Da quando è arrivato, l'Imperatore sembra pendere dalle sue labbra: in qualsiasi decisione ha sempre l'ultima parola e si prodiga molto per compiacere il sovrano. Sono in molti ad odiarlo ed anche Costantino sta perdendo credibilità.

Io l'ho incrociato qualche volta nei corridoio del castello e ne ho sempre avuto paura. Sembra avvolto da un'inquietante aura negativa. Purtroppo, non ricordo come si chiama".

Alexer rimase pensoso per qualche minuto, poi prese la parola: "Finalmente la situazione mi è chiara: voi eravate l'esca che serviva all'Imperatore per dichiarare guerra al Grande Tempio, ma il suo piano è fallito. Questo consigliere di cui mi avete parlato deve aver convinto Costantino di avere i mezzi per abbattere il culto di Atena. Quando è giunta a corte la vostra richiesta ha trovato l'occasione perfetta: se voi fosse stata uccisa mentr'eravate sotto la nostra custodia, l'Imperatore avrebbe dimostrato la nostra malafede ed avrebbe unito sotto la bandiera del bene comune i sovrani con cui intrattiene rapporti per farci guerra. Era una mossa troppo astuta per essere stata concepita dalla mente malata di Costantino. Dobbiamo trovare questo consigliere e impedire una sanguinosa battaglia!"

Alla periferia di Bisanzio, vi era un'antica villa tardo-imperiale diroccata. Era attorniata da un vasto appezzamento di terra, ormai residenza di erbacce e cespugli. Dietro uno di essi, vi era un piccolo edificio circolare che immetteva in un sotterraneo umido e freddo. Era una stanza molto ampia, nelle cui pareti si aprivano nicchie chiuse da sbarre, o vi erano conficcate catene e ceppi. Vi era anche un piccolo pozzo, chiuso anch'esso con sbarre di ferro. Un tempo, doveva essere stata una prigione. Al centro della stanza c'era un ampio tavolo di legno grezzo, roso dai tarli, su cui era poggiato uno scrigno e dietro cui sedeva un uomo intento a leggere un grosso volume.

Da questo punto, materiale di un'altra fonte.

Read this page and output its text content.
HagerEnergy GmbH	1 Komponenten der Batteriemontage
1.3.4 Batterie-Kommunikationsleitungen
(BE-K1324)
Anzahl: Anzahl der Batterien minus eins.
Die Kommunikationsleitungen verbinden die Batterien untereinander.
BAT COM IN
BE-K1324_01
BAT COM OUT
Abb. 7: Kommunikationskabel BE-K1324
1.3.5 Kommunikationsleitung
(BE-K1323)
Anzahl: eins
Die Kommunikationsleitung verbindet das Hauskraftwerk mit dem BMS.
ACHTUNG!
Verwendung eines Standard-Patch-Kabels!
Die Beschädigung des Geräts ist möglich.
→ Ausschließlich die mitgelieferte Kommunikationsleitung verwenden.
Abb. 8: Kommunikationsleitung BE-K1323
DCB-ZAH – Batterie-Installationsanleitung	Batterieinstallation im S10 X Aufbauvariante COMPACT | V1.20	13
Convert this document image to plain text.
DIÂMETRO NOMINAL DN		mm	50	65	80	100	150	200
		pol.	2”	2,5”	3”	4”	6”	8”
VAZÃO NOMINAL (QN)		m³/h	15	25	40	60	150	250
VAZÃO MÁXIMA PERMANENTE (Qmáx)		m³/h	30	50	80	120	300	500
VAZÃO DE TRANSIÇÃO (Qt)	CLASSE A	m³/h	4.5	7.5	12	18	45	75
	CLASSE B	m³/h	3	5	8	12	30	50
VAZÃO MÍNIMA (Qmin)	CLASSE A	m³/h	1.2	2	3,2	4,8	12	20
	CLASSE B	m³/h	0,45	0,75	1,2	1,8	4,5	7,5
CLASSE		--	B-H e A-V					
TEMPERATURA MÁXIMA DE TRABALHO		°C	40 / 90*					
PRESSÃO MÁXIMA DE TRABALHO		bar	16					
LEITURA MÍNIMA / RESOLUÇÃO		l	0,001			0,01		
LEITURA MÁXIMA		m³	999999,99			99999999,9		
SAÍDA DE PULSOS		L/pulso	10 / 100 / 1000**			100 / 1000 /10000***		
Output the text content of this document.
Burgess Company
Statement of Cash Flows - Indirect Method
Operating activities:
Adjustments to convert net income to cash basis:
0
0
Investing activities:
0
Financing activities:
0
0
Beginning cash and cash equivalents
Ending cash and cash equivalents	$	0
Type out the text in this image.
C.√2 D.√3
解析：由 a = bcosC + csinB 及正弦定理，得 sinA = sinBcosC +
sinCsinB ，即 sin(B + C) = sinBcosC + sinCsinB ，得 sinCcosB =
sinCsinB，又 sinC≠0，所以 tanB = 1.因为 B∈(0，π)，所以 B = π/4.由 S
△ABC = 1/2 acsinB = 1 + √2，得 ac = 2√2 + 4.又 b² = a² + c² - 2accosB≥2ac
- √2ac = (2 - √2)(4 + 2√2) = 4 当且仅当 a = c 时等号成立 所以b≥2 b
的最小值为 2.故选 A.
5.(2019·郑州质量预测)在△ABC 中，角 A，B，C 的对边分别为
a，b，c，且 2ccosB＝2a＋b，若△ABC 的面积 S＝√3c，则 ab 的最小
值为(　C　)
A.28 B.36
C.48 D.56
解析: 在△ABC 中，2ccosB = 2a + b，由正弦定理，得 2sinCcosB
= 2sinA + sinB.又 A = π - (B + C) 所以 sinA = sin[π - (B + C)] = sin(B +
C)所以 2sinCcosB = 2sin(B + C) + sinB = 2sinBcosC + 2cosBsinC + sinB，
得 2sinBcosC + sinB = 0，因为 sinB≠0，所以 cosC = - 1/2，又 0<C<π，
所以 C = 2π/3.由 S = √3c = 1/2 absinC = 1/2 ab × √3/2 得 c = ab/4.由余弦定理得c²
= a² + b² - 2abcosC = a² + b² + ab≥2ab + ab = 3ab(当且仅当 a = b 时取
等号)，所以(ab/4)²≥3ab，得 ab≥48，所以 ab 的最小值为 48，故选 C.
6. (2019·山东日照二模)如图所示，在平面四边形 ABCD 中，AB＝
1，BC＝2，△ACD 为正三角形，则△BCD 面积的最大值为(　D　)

Lo scrigno era di giada ed aveva una forma rettangolare. Poggiava su quattro piedi di bronzo, finemente lavorati, che avevano la forma di zampe di leone. Sui lati lunghi era inciso a rilievo un volto di leone, su quelli brevi, invece, ali di corvo. Il coperchio aveva incise, ai lati, corna di toro ed al centro erano incastonate sette pietre in forma di piramide: un diamante, un'ametista, un diaspro, un eliodoro, un crisolito, un calcedonio ed un topazio, che emettevano un intenso bagliore.

Nel momento in cui Umma spirava, il bagliore dell'ametista si affievolì leggermente. L'uomo se ne accorse e con voce cavernosa disse: "Hai fallito, demone del vento! Poco male, ben presto questo mondo vedrà la sua fine e con esso i tirapiedi di Atena!"

Una cupa risata riecheggiò nell'aria tetra di quel sotterraneo, mentre il cielo s'incupiva e la pioggia s'abbatteva su tutto ciò che incontrava.